Most of the prolactinomas can be controlled by medication, and macroadenomas can be seen to shrink after 4-6 weeks or several months of treatment. 25% of patients can be maintained normal after stopping medication, but need to be rechecked regularly.
The cure rate of growth hormone microadenomas can reach 90% after surgical resection, with fewer sequelae.
Hazards
Pituitary tumor is an intracranial tumor, untreated can compress the surrounding tissues, leading to abnormal hormone secretion, and even the crisis of what pituitary stroke.
Hormone secretion abnormality
Growth hormone: excessive secretion of growth hormone in adults will cause acromegaly, and children will develop gigantism, which will affect their appearance and cause low self-esteem, depression and other emotions.
Prolactin: It may cause amenorrhea in women, decreased libido and erectile dysfunction (impotence) in men, and even infertility.
Decreased secretion of pituitary hormones may lead to short stature and sexual underdevelopment in children.
Tumor compressing the tissues around the pituitary gland
Tumor pressure on the optic nerve can cause vision loss, visual field defects and fundus changes, and even blindness.
Tumor growth affecting the hypothalamus may lead to uremia, sleep abnormalities, precocious puberty and hypogonadism.
Tumor enlargement compressing pituitary tissue other than the tumor can lead to pituitary atrophy, hypogonadism, hypothyroidism, hypoadrenocorticism, etc., requiring lifelong hormone replacement therapy.
Pituitary Stroke
Rupture of the pituitary tumor leads to sudden hemorrhage, ischemia, infarction, and necrosis of the pituitary gland and causes sudden pars plana compression and intracranial hypertension, which may be life-threatening.
Daily
Daily life
Diet
Eat a light diet and avoid foods high in salt, sugar and fat such as salty dishes, desserts and fatty meats.

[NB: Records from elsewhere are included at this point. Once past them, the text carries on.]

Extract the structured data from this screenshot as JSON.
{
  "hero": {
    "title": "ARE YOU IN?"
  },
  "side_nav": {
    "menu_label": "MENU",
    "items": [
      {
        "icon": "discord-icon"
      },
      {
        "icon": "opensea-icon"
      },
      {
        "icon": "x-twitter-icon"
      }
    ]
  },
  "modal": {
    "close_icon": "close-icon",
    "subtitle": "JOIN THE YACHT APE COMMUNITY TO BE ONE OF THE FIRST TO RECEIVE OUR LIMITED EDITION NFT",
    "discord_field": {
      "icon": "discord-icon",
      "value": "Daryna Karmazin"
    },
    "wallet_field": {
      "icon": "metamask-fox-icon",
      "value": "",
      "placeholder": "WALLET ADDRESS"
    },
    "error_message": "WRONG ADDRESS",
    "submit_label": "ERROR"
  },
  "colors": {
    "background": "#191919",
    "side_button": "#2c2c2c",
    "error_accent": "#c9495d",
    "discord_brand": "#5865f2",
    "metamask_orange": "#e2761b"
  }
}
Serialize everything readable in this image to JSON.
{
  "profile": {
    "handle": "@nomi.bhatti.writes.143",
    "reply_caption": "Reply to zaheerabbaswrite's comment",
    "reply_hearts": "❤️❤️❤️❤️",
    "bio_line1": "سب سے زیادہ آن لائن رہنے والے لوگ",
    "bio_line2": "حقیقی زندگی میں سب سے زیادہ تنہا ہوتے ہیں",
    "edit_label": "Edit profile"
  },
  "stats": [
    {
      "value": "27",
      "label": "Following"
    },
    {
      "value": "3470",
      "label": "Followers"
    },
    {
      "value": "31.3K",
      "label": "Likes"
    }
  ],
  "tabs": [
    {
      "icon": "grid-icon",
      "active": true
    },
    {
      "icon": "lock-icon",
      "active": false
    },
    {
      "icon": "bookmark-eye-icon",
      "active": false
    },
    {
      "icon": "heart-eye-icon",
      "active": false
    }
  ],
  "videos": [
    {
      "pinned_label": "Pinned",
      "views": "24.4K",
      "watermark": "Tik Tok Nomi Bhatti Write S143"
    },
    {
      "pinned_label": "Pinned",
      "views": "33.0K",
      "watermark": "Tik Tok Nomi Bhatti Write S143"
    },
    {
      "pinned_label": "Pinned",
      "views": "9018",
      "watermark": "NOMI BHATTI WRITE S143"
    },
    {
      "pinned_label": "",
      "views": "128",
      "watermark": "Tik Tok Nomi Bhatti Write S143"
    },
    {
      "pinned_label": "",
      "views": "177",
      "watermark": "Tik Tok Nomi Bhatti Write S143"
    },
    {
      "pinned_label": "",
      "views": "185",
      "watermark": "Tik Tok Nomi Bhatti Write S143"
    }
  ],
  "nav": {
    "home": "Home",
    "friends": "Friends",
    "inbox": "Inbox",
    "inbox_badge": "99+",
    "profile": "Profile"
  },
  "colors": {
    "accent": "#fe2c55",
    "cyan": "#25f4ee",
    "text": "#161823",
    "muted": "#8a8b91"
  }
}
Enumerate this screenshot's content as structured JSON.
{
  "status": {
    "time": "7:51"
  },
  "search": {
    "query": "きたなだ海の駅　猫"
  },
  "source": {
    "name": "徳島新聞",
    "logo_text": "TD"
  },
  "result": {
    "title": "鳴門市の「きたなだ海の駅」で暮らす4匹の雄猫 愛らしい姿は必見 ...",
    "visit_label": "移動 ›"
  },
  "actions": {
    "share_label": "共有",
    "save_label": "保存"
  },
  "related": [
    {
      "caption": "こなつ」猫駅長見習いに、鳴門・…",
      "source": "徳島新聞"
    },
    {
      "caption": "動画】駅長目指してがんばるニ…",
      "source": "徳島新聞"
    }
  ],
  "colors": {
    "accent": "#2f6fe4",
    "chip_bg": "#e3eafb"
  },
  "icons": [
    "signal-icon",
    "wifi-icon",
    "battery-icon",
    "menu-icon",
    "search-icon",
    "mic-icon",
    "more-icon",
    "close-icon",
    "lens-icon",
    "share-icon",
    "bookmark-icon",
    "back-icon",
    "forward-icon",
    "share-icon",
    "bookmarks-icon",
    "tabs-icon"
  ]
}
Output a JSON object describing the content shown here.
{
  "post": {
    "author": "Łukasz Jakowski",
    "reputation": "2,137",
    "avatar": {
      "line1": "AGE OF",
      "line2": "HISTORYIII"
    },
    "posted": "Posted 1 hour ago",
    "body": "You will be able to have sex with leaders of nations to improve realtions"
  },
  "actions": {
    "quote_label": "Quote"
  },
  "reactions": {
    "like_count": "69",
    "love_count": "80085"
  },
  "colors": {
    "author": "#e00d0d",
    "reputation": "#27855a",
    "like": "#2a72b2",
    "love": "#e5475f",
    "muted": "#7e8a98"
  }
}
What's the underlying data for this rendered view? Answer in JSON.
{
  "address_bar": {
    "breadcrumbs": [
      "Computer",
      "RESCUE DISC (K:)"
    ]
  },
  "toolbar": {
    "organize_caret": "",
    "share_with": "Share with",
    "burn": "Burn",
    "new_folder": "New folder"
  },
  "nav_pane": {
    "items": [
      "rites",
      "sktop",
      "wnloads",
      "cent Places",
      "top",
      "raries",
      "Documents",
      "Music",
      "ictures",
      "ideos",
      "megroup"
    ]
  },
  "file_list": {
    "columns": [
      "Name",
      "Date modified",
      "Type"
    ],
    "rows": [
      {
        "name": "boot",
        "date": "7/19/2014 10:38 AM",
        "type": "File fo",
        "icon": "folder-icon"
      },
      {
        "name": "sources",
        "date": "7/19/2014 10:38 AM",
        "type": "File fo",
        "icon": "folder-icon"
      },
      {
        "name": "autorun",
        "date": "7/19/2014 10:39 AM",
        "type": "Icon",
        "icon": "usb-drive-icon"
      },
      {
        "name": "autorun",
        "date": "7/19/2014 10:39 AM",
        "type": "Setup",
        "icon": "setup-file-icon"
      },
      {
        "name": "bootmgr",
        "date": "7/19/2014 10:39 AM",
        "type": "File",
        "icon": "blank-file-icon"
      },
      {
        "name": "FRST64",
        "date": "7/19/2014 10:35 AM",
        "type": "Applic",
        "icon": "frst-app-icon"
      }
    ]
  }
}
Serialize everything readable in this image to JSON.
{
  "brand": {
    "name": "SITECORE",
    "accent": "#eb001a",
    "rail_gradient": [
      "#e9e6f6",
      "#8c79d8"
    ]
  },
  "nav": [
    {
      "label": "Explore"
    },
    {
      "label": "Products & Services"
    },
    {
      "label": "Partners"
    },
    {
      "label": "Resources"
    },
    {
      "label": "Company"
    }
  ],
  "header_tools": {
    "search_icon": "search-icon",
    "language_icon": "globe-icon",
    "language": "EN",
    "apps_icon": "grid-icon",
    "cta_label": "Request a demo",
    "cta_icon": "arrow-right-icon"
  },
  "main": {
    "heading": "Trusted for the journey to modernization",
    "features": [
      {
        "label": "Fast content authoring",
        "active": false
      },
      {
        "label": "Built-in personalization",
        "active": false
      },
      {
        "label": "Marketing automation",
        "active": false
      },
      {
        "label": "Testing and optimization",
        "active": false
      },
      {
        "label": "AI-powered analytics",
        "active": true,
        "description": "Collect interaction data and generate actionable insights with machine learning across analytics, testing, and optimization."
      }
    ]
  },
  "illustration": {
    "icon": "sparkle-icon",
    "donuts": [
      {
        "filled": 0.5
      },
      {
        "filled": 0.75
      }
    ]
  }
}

Eat more high-protein foods, such as eggs and soy products.
Take in vitamin-rich foods such as oranges and kiwis as well as iron-rich foods such as animal liver and animal blood to strengthen the body’s immunity.
Exercise
Non-functional pituitary microadenomas do not have special requirements for daily activities, and moderate exercise can be done to improve resistance.
Before the macroadenoma is treated, avoid strenuous exercise; after treatment, start with low-intensity exercise such as walking, and gradually transition to normal.
If the pituitary tumor secretes thyroid-stimulating hormone and causes hyperthyroidism, strenuous exercise also needs to be avoided.
Lifestyle habits
Regular work and rest, avoid staying up late and avoid exertion.
Avoid smoking and drinking alcohol.
Ventilate the room regularly and prevent colds and flu to prevent intracranial infections.
Maintain a positive mindset and learn to regulate bad moods, such as practicing writing and listening to music.
Regular checkups
Regular checkups should be conducted under the guidance of your doctor, and you should pay attention to monitoring your condition and consult your doctor if you feel unwell.
Prevention
There are no effective preventive measures because the cause of the disease is unknown.
A good lifestyle may help in the prevention of pituitary tumors. Try to avoid exposure to harmful environments, such as chemical poisons and radiation.
Pay close attention to your own health and have regular medical checkups for early detection and treatment.